What do you think about all the recent talk about reviving the lenient positions of Sephardic authorities on various issues? On the one hand, changes in Jewish law like these do fit your approach; on the other hand, in the end the Ashkenazim were 90% of the Jewish people before the Holocaust (Wikipedia), so for example when Rabbi Haim Amsalem permits his leniency regarding mikvehs on the basis of Sephardic rabbis, how can I rely on that at all? The rabbis of the West are a tiny minority within the Jewish people, a minority of a minority (they are not even all the Sephardim).
And in that context, another question: when we say that one may rely on an individual opinion in a pressing situation, does that mean that he is actually correct? Or is it simply that if he is in the minority I may not rely on him even if in my eyes he is right, and only in a pressing situation is it permitted (according to the view that one must listen to our contemporary rabbis because of “follow the majority,” not necessarily because of “according to all that they instruct you,” which is the middle position among the medieval authorities (Rishonim), for example in the homilies of Rabbenu Nissim)?

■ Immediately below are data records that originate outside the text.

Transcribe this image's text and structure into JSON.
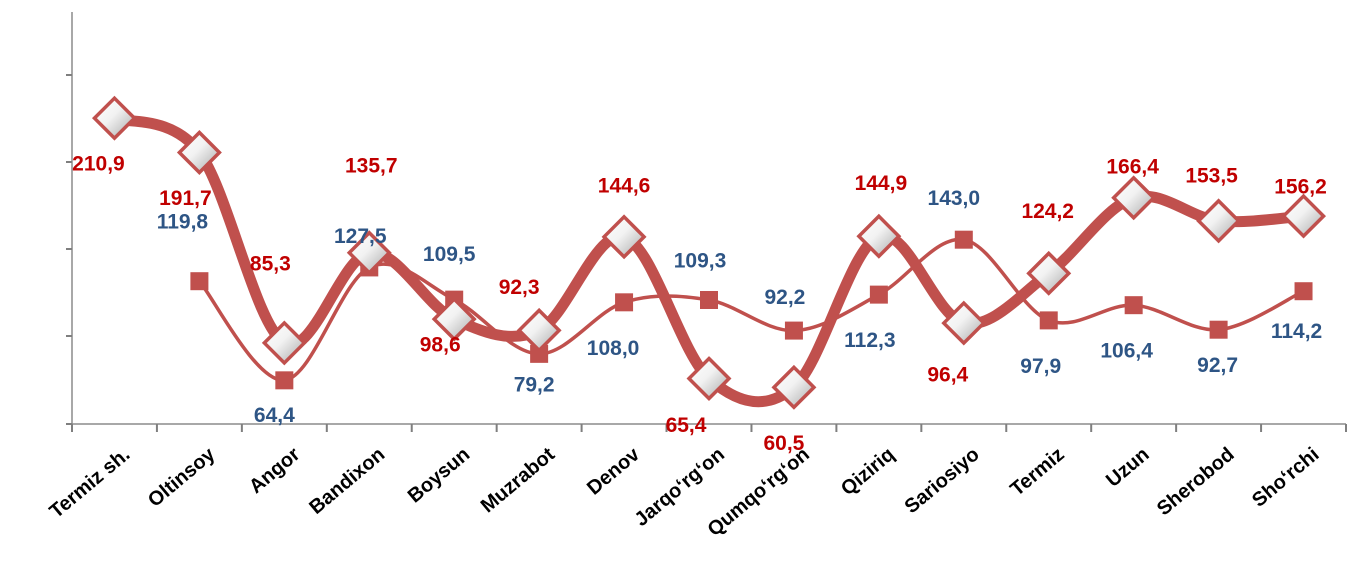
{
  "chart_data": {
    "type": "line",
    "title": "",
    "xlabel": "",
    "ylabel": "",
    "ylim": [
      40,
      230
    ],
    "grid": false,
    "legend": "none",
    "categories": [
      "Termiz sh.",
      "Oltinsoy",
      "Angor",
      "Bandixon",
      "Boysun",
      "Muzrabot",
      "Denov",
      "Jarqo‘rg‘on",
      "Qumqo‘rg‘on",
      "Qiziriq",
      "Sariosiyo",
      "Termiz",
      "Uzun",
      "Sherobod",
      "Sho‘rchi"
    ],
    "series": [
      {
        "color": "#c0504d",
        "label_color": "#c00000",
        "marker": "diamond",
        "values": [
          210.9,
          191.7,
          85.3,
          135.7,
          98.6,
          92.3,
          144.6,
          65.4,
          60.5,
          144.9,
          96.4,
          124.2,
          166.4,
          153.5,
          156.2
        ],
        "labels": [
          "210,9",
          "191,7",
          "85,3",
          "135,7",
          "98,6",
          "92,3",
          "144,6",
          "65,4",
          "60,5",
          "144,9",
          "96,4",
          "124,2",
          "166,4",
          "153,5",
          "156,2"
        ]
      },
      {
        "color": "#c0504d",
        "label_color": "#2e5585",
        "marker": "square",
        "values": [
          null,
          119.8,
          64.4,
          127.5,
          109.5,
          79.2,
          108.0,
          109.3,
          92.2,
          112.3,
          143.0,
          97.9,
          106.4,
          92.7,
          114.2
        ],
        "labels": [
          null,
          "119,8",
          "64,4",
          "127,5",
          "109,5",
          "79,2",
          "108,0",
          "109,3",
          "92,2",
          "112,3",
          "143,0",
          "97,9",
          "106,4",
          "92,7",
          "114,2"
        ]
      }
    ]
  }
}
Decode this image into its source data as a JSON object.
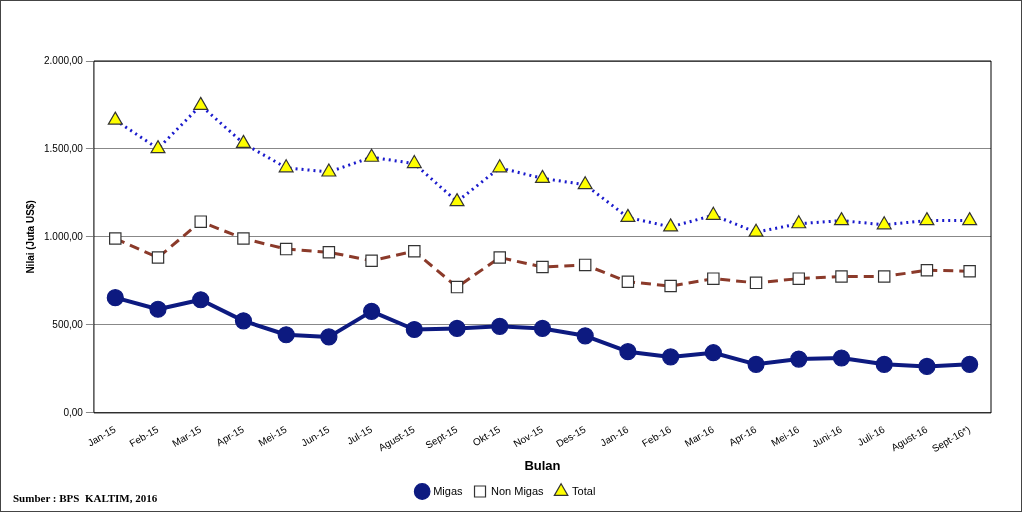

But that still would not mean he is actually right, and if I relied on him and he was mistaken, then I’m the one who gets burned.

Answer

This really isn’t all that recent. It seems to me that Zvi Zohar started this trend, and many have already struck hard at his position and shown that quite a few Sephardic rabbis were stringent.
As far as I’m concerned, the ethnic origin of the halakhic decisor does not interest me very much. The question is whether he is right. So I do not see any relevance in whether these were Sephardic sages or Ashkenazic ones. And even those who maintain that the Shulchan Arukh binds Sephardim and the Rema binds Ashkenazim (I am not among them, except perhaps when I am in doubt), that refers to the Shulchan Arukh and the Rema, not to Sephardic or Ashkenazic rabbis nowadays.
 

Discussion on Answer

Avi (2020-04-12)

Doesn’t the custom that each person follows the rulings of his own community obligate him by force of “do not forsake”?

Michi (2020-04-12)

In my opinion, no. When you have a position, you should follow it. When you don’t have a position, then the laws of custom apply, and then there is room for communal customs. I wrote that when I am in doubt, it is different.